Oh, I was tired and I was busy, but bringing Fiver home was ten thousand times easier than bringing our first baby home. In fact, we haven't ever had an easier parenting re-entry period than with Fiver.
Since Francie was in pre-school, I did a lot of driving back and forth to get her, and Fiver would silently, peacefully accompany me. As the Chicks remake of Fleetwood Mac's "Landslide" played, I would look in the rear view mirror and think about how happy we were to have Fiver.
Sally was my only baby born on her due date. She's been our efficiency expert from Day One.
Sally, like her big brother, was a very peaceful, mild baby. Unlike my wild-eyed, fretful bookends, the two in the middle were rarely fussy or demanding.
Sally used to wake up and eat every morning around four. Sometimes I would sit in those quiet, pre-dawn moments, feeding her and flipping through the channels on the tiny television set that used to be in our bedroom.
Know what's on at four in the morning? Nothing much. There's weather, there's infomercials, there's occasionally an old movie, and there's music videos.
I would leave the volume down very low as I drifted in and out of sleep, and I remember that MTV would play "Ain't No Other Man," by Christina Aguilera at roughly the same time each morning.
I was never fully awake enough to see the video, but I could never mistake the retro sound of the brass-laden opening bars. I would lie there with my eyes closed, thinking that even though I was bone tired, I loved that time with Sally.
I rarely hear that song now, but those opening bars can take me back to those quiet, sleepy mornings in a heartbeat.
And then there was Bun. Oh, Bun of the Unexpected NICU Stay.
The older Bun gets, the more I am convinced that he is bound and determined to do things his own way. He is his own man, and so be it, but even though he was born at the opposite end of the calendar, he's got his song too.

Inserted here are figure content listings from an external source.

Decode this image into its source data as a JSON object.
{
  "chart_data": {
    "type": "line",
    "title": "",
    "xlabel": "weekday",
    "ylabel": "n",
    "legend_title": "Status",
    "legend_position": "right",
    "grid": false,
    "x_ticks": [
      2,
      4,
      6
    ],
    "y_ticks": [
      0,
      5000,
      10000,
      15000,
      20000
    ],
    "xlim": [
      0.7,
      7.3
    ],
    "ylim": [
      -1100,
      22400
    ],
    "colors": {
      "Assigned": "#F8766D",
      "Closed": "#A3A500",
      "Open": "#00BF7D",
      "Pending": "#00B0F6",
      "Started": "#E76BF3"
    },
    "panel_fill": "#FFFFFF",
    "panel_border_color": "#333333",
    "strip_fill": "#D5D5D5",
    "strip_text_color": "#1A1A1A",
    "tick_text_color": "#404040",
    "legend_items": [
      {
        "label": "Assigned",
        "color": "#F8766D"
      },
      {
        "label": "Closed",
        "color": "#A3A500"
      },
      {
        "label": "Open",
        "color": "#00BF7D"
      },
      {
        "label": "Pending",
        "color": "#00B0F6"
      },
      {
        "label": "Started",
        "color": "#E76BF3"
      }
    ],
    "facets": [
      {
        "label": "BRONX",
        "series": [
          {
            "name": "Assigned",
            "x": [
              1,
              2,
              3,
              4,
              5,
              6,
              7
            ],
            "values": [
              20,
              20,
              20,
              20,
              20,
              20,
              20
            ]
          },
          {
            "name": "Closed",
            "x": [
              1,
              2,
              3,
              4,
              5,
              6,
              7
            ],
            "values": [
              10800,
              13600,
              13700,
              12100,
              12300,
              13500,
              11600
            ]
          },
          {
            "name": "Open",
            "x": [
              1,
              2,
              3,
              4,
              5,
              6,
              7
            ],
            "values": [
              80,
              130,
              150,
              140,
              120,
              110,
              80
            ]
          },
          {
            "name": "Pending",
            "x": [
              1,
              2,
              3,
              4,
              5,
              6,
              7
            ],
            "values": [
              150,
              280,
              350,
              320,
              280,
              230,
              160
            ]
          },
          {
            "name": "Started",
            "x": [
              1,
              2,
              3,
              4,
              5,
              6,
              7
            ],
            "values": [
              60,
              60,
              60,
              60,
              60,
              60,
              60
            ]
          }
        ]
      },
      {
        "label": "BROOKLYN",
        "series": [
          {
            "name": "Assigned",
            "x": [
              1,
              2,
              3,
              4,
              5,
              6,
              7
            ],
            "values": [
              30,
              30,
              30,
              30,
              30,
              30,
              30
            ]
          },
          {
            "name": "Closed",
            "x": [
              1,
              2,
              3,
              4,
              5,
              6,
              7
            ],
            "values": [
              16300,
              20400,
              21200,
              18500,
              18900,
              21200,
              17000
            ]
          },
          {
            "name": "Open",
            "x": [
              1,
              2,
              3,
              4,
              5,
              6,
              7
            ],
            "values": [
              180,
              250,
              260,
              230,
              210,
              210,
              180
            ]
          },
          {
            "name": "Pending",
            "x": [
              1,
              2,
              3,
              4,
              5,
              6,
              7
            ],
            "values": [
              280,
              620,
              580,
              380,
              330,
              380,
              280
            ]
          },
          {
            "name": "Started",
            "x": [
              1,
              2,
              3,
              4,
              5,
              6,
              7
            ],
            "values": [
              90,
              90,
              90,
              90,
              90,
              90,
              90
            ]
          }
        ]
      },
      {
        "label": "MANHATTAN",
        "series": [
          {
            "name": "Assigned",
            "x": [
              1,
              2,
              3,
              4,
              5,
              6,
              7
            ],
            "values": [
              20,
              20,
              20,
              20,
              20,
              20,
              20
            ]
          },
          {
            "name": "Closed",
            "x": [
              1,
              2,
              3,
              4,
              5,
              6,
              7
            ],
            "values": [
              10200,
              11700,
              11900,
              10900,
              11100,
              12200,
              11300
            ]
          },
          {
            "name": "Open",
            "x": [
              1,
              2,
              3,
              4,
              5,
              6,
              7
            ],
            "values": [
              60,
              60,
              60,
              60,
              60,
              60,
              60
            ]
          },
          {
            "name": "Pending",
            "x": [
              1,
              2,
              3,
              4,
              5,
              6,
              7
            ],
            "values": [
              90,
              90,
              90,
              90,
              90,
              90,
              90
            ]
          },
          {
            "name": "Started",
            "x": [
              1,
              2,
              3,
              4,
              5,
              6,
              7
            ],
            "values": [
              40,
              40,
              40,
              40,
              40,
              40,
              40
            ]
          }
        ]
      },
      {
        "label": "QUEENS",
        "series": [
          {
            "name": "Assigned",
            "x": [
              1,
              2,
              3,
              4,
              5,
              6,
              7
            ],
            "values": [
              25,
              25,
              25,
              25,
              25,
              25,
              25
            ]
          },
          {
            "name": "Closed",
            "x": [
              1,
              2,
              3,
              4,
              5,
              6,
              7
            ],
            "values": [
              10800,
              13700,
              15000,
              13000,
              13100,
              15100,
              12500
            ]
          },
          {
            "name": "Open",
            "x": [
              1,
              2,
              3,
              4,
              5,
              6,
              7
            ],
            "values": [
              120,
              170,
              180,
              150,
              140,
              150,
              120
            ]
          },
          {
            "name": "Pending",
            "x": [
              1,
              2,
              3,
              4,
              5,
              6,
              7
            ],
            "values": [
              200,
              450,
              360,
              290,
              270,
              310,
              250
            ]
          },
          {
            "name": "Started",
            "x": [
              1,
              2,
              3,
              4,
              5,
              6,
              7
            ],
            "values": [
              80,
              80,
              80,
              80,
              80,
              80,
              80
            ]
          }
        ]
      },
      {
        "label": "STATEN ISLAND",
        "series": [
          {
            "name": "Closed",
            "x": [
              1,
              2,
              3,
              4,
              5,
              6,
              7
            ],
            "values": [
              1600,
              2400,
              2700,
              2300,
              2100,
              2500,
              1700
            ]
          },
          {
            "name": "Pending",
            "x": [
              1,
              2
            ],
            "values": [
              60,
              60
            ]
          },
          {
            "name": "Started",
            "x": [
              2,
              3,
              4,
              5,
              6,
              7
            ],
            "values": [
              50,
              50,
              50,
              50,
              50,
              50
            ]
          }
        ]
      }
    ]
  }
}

Our van, the one that I think of as my car, only gets one and a half radio stations. One comes in very clearly, one comes in semi-clearly, about fifty percent of the time, and all the others are virtually non-existent.
It's been this way for years, and I usually don't mind since the kids act like I am their own personal deejay. I am constantly flipping around through CDs.
But on all those drives back and forth to the hospital, in the depressing bleakness of February, I was in too much of a fog to play around with CDs. I was too busy trying to NOT CRY so that I wouldn't drive off the road.
I was thinking about Bun, when the song "When Will I See You Again," by Miley Cyrus, came on the half clear radio station. I had never heard it, and I didn't know who was singing, since Francie was not into Hannah Montana.
I just remember thinking it was ironic that a song called "When Will I See You Again," was rocketing up the charts while I was leaving my baby at the hospital, trying to figure out the best time to get back and see him again.
So there they are: the random songs that have gotten mentally associated with the births of my children. It's been years since I've heard some of them (hello, does anyone play Ricky Martin on the radio anymore?), but they are an instant time-warp for me.
How about you, my friends? Are there any songs that take you right back to a particular time and place?